## Importing Libraries

In [0]:
from pyspark.sql.functions import *
from pyspark.sql.types import *
from pyspark.sql.window import Window

**2324. Product Sales Analysis IV (Medium)**

**Table: Sales**

| Column Name | Type  |
|-------------|-------|
| sale_id     | int   |
| product_id  | int   |
| user_id     | int   |
| quantity    | int   |

sale_id contains unique values.
product_id is a foreign key (reference column) to Product table.
Each row of this table shows the ID of the product and the quantity purchased by a user.
 

**Table: Product**

| Column Name | Type |
|-------------|------|
| product_id  | int  |
| price       | int  |

product_id contains unique values.
Each row of this table indicates the price of each product.
 
**Write a solution that reports for each user the product id on which the user spent the most money.

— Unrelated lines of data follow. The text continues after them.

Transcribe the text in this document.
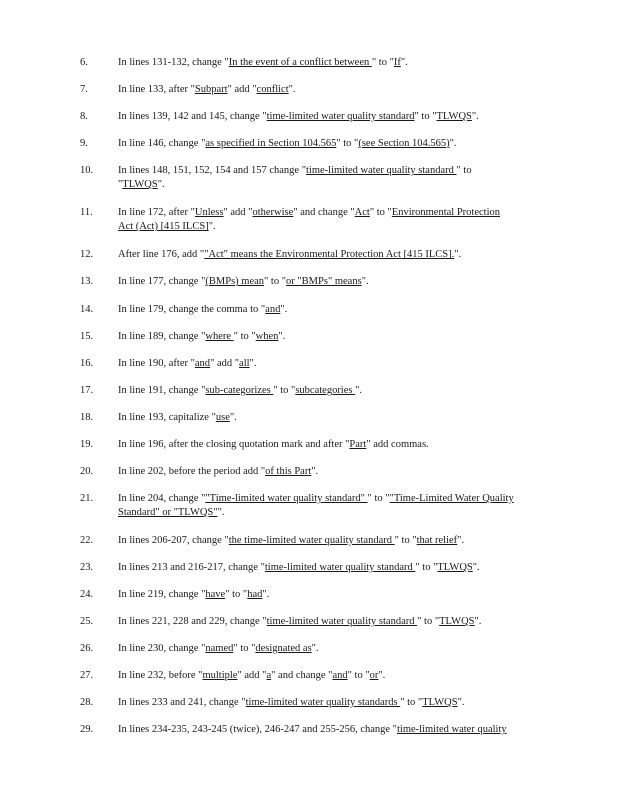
6.	In lines 131-132, change "In the event of a conflict between " to "If".
7.	In line 133, after "Subpart" add "conflict".
8.	In lines 139, 142 and 145, change "time-limited water quality standard" to "TLWQS".
9.	In line 146, change "as specified in Section 104.565" to "(see Section 104.565)".
10.	In lines 148, 151, 152, 154 and 157 change "time-limited water quality standard " to
"TLWQS".
11.	In line 172, after "Unless" add "otherwise" and change "Act" to "Environmental Protection
Act (Act) [415 ILCS]".
12.	After line 176, add ""Act" means the Environmental Protection Act [415 ILCS].".
13.	In line 177, change "(BMPs) mean" to "or "BMPs" means".
14.	In line 179, change the comma to "and".
15.	In line 189, change "where " to "when".
16.	In line 190, after "and" add "all".
17.	In line 191, change "sub-categorizes " to "subcategories ".
18.	In line 193, capitalize "use".
19.	In line 196, after the closing quotation mark and after "Part" add commas.
20.	In line 202, before the period add "of this Part".
21.	In line 204, change ""Time-limited water quality standard" " to ""Time-Limited Water Quality
Standard" or "TLWQS"".
22.	In lines 206-207, change "the time-limited water quality standard " to "that relief".
23.	In lines 213 and 216-217, change "time-limited water quality standard " to "TLWQS".
24.	In line 219, change "have" to "had".
25.	In lines 221, 228 and 229, change "time-limited water quality standard " to "TLWQS".
26.	In line 230, change "named" to "designated as".
27.	In line 232, before "multiple" add "a" and change "and" to "or".
28.	In lines 233 and 241, change "time-limited water quality standards " to "TLWQS".
29.	In lines 234-235, 243-245 (twice), 246-247 and 255-256, change "time-limited water quality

In case the same user spent the most money on two or more products, report all of them.**

Return the resulting table in any order.

The result format is in the following example.

**Example 1:**

**Input:** 

**Sales table:**

| sale_id | product_id | user_id | quantity |
|---------|------------|---------|----------|
| 1       | 1          | 101     | 10       |
| 2       | 3          | 101     | 7        |
| 3       | 1          | 102     | 9        |
| 4       | 2          | 102     | 6        |
| 5       | 3          | 102     | 10       |
| 6       | 1          | 102     | 6        |

**Product table:**
| product_id | price |
|------------|-------|
| 1          | 10    |
| 2          | 25    |
| 3          | 15    |

**Output:** 
| user_id | product_id |
|---------|------------|
| 101     | 3          |
| 102     | 1          |
| 102     | 2          |
| 102     | 3          |

**Explanation:** 
- User 101:
  - Spent 10 * 10 = 100 on product 1.
  - Spent 7 * 15 = 105 on product 3.

User 101 spent the most money on product 3.

- User 102:
  - Spent (9 + 6) * 10 = 150 on product 1.
  - Spent 6 * 25 = 150 on product 2.
  - Spent 10 * 15 = 150 on product 3.

User 102 spent the most money on products 1, 2, and 3.

In [0]:
sales_data_2324 = [
    (1, 1, 101, 10),
    (2, 3, 101, 7),
    (3, 1, 102, 9),
    (4, 2, 102, 6),
    (5, 3, 102, 10),
    (6, 1, 102, 6),
]

sales_columns_2324 = ["sale_id", "product_id", "user_id", "quantity"]
sales_df_2324 = spark.createDataFrame(sales_data_2324, sales_columns_2324)
sales_df_2324.show()

product_data_2324 = [
    (1, 10),
    (2, 25),
    (3, 15),
]

product_columns_2324 = ["product_id", "price"]
product_df_2324 = spark.createDataFrame(product_data_2324, product_columns_2324)
product_df_2324.show()

+-------+----------+-------+--------+
|sale_id|product_id|user_id|quantity|
+-------+----------+-------+--------+
|      1|         1|    101|      10|
|      2|         3|    101|       7|
|      3|         1|    102|       9|
|      4|         2|    102|       6|
|      5|         3|    102|      10|
|      6|         1|    102|       6|
+-------+----------+-------+--------+

+----------+-----+
|product_id|price|
+----------+-----+
|         1|   10|
|         2|   25|
|         3|   15|
+----------+-----+



In [0]:
user_product_spent_2324 = sales_df_2324\
                            .join(product_df_2324, on="product_id", how="inner")\
                                .withColumn("spent", col("quantity") * col("price"))\
                                    .groupBy("user_id", "product_id")\
                                        .agg(sum("spent").alias("total_spent"))

In [0]:
windowSpec = Window.partitionBy("user_id")

In [0]:
user_product_spent_2324\
    .withColumn("max_spent", max("total_spent").over(windowSpec))\
        .filter(col("total_spent") == col("max_spent"))\
            .select("user_id", "product_id")\
                .orderBy("user_id", "product_id").show()

+-------+----------+
|user_id|product_id|
+-------+----------+
|    101|         3|
|    102|         1|
|    102|         2|
|    102|         3|
+-------+----------+